Clozapine (CLZ) as an antipsychotic agent is very effective in treating of psychosis disorders and resistant schizophrenia, but the risk of severe cardiac toxicity effects restricts its clinical use. There are several interrelated hypotheses to explain clozapine-induced cardiotoxicity which all of them may be related to oxidative stress. Therefore, the current study investigated the harmful effects of clozapine on cardiomyocytes and assessed the cytoprotective effect of ellagic acid (EA). Freshly isolated adult rat ventricular cardiomyocytes were incubated for 4 h at 37 °C with 00.05% ethanol as control, CLZ (50 µM), CLZ (50 µM) + a series of EA concentrations (10, 20 and 50 µM) and EA (50 µM).

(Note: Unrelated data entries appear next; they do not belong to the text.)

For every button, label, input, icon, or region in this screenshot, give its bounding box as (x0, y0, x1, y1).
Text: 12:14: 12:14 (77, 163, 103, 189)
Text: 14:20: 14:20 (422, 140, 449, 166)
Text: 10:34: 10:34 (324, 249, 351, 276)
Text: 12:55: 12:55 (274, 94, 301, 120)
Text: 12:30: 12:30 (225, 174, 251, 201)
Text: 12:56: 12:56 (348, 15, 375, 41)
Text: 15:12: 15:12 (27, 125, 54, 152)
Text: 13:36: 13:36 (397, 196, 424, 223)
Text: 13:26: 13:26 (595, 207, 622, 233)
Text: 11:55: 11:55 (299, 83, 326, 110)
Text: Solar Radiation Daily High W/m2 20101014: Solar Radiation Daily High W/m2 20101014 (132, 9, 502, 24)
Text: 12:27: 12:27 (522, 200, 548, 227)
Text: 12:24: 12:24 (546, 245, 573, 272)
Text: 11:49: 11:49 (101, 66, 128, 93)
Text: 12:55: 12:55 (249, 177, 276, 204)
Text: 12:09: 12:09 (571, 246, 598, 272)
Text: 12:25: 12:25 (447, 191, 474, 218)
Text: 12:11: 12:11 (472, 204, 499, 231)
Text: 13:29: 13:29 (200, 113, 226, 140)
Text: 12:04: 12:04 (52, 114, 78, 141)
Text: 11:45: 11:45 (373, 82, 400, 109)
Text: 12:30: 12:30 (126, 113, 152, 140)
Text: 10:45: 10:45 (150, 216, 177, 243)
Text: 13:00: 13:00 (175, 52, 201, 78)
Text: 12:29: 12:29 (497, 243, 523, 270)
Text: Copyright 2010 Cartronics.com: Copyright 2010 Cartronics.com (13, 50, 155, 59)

To evaluate the protective effect of EA, the markers of cell viability, reactive oxygen species (ROS) formation, mitochondria membrane potential (ΔΨm) collapse, lysosomal membrane integrity, malondialdehyde (MDA) and oxidized/reduced glutathione (GSH/GSSG) content were checked by biochemical and flowcytometry techniques. Our results demonstrated that EA (10, 20 and 50 µM) effectively inhibited CLZ-induced cytotoxicity which is associated with ROS overproduction and amelioration of mitochondrial and lysosomal damages. In addition, EA (10, 20 and 50 µM) in the presence of CLZ reduced the production of MDA as a specific marker lipid peroxidation and GSSG. Collectively, these findings suggested that EA protects cardiomyocytes from oxidative injury through inhibiting ROS formation, mitochondria dysfunction, and lysosomal damages, which suggest a potential therapeutic strategy of EA for CLZ-induced oxidative stress and cardiotoxicity.

Keywords:

• Clozapine;
• ellagic acid;
• rat cardiomyocytes;
• reactive oxygen species;
• oxidative stress

Acknowledgment

The data presented in this article were extracted from the Pharm D. thesis of Dr. Roya Ahangari. These theses were conducted under supervision of Dr Ahmad Salimi at Department of Pharmacology and Toxicology, School of Pharmacy, Ardabil University of Medical Sciences. This study was supported by Ardabil of Medical Sciences, Deputy of Research with ethics code IR.ARUMS.REC.1398.288.

Disclosure statement

The authors declare that they have no conflict of interest.